Partita che vale più dei tre punti quindi: prima perché era uno scontro diretto, secondo perché ha permesso di raddoppiare il vantaggio sulla terza, ora a -6.

Una Juventus meno brillante del solito, stanca anche dalla partita di Coppa Italia, solita mangia-gol davanti al portiere (Estigarribia e Matri), ma sempre decisa e determinata nel cercare il risultato. Dopo il gol di Matri (che giocatore sarebbe se sapesse stoppare i palloni?), regala il pareggio all’Udinese. A differenza della partita col Cagliari, non si lascia prendere dalla frenesia e trova il gol vittoria. Soffre, soffre, soffre, ma porta a casa i tre punti. Saper vincere soffrendo è un grande valore.

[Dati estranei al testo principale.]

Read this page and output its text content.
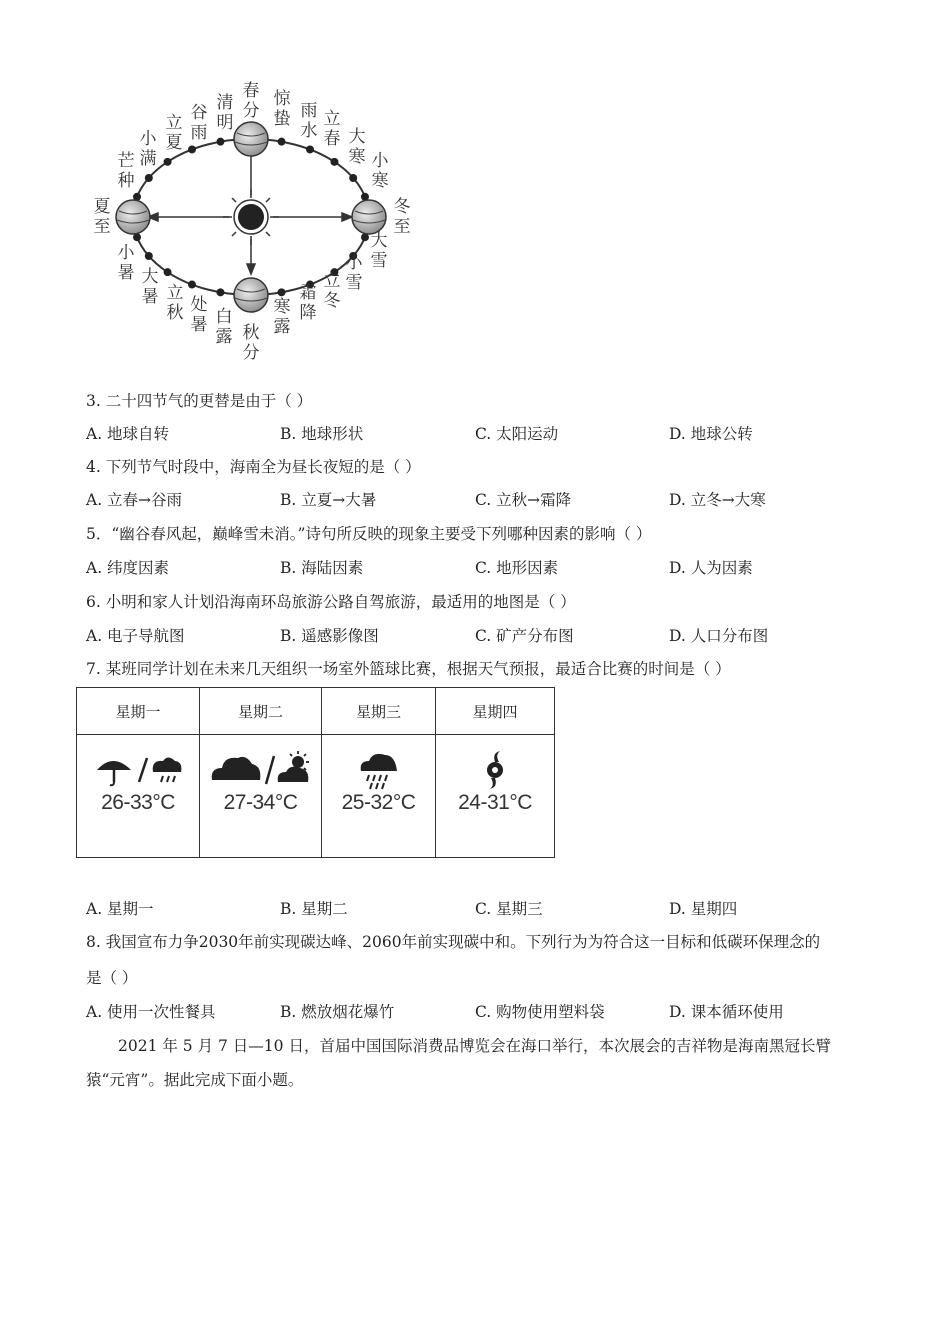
春分
清明
谷雨
立夏
小满
芒种
夏至
小暑 大暑 立秋 处暑 白露 秋分
寒露
霜降
立冬
小雪
大雪
冬至
小寒
大寒
立春
雨水
惊蛰
3. 二十四节气的更替是由于（ ）
A. 地球自转	B. 地球形状	C. 太阳运动	D. 地球公转
4. 下列节气时段中，海南全为昼长夜短的是（ ）
A. 立春→谷雨	B. 立夏→大暑	C. 立秋→霜降	D. 立冬→大寒
5．“幽谷春风起，巅峰雪未消。”诗句所反映的现象主要受下列哪种因素的影响（ ）
A. 纬度因素	B. 海陆因素	C. 地形因素	D. 人为因素
6. 小明和家人计划沿海南环岛旅游公路自驾旅游，最适用的地图是（ ）
A. 电子导航图	B. 遥感影像图	C. 矿产分布图	D. 人口分布图
7. 某班同学计划在未来几天组织一场室外篮球比赛，根据天气预报，最适合比赛的时间是（ ）
星期一	星期二	星期三	星期四

26-33°C	27-34°C	25-32°C	24-31°C
A. 星期一	B. 星期二	C. 星期三	D. 星期四
8. 我国宣布力争2030年前实现碳达峰、2060年前实现碳中和。下列行为为符合这一目标和低碳环保理念的
是（ ）
A. 使用一次性餐具	B. 燃放烟花爆竹	C. 购物使用塑料袋	D. 课本循环使用
2021 年 5 月 7 日—10 日，首届中国国际消费品博览会在海口举行，本次展会的吉祥物是海南黑冠长臂
猿“元宵”。据此完成下面小题。
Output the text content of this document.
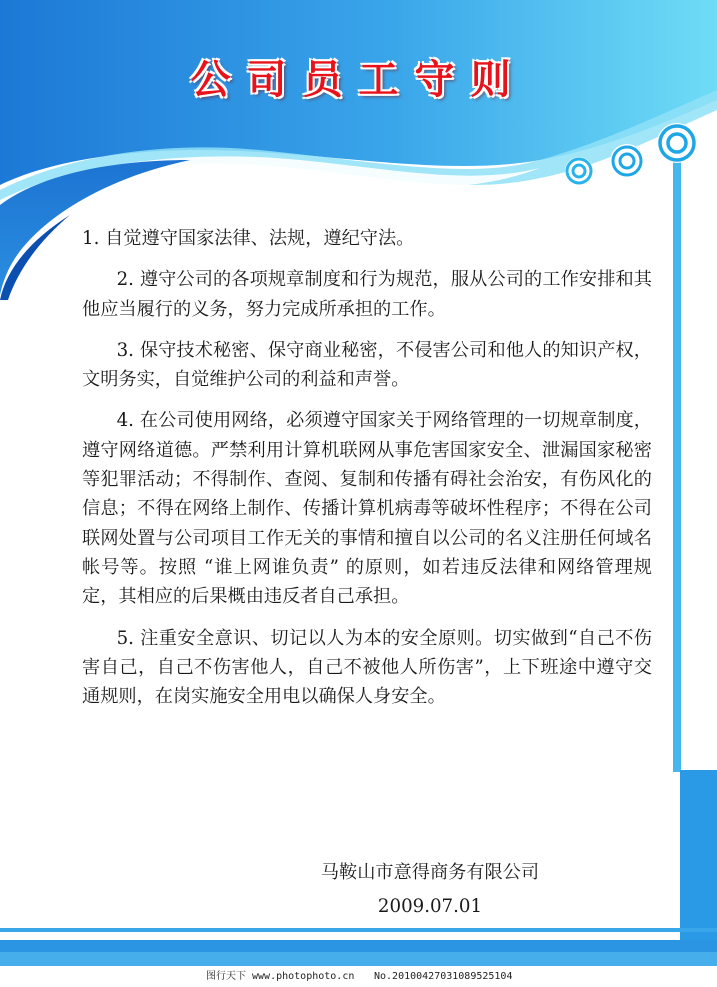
公司员工守则

1. 自觉遵守国家法律、法规，遵纪守法。

2. 遵守公司的各项规章制度和行为规范，服从公司的工作安排和其他应当履行的义务，努力完成所承担的工作。

3. 保守技术秘密、保守商业秘密，不侵害公司和他人的知识产权，文明务实，自觉维护公司的利益和声誉。

4. 在公司使用网络，必须遵守国家关于网络管理的一切规章制度，遵守网络道德。严禁利用计算机联网从事危害国家安全、泄漏国家秘密等犯罪活动；不得制作、查阅、复制和传播有碍社会治安，有伤风化的信息；不得在网络上制作、传播计算机病毒等破坏性程序；不得在公司联网处置与公司项目工作无关的事情和擅自以公司的名义注册任何域名帐号等。按照 “谁上网谁负责” 的原则，如若违反法律和网络管理规定，其相应的后果概由违反者自己承担。

5. 注重安全意识、切记以人为本的安全原则。切实做到“自己不伤害自己，自己不伤害他人，自己不被他人所伤害”，上下班途中遵守交通规则，在岗实施安全用电以确保人身安全。

马鞍山市意得商务有限公司
2009.07.01
图行天下 www.photophoto.cn No.20100427031089525104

Con la difesa a tre, Buffon è più impegnato del solito. A Bonucci piace sempre rischiare la vita. Vidal non è quello di inizio stagione e ne risente tutta la squadra, ma quando la palla è tra i piedi di Pirlo è come averlo in banca (132 palloni toccati, 92% di passaggi giusti). Giaccherini non delude neanche questa volta. Finalmente il Matri bomber che serve alla Juventus.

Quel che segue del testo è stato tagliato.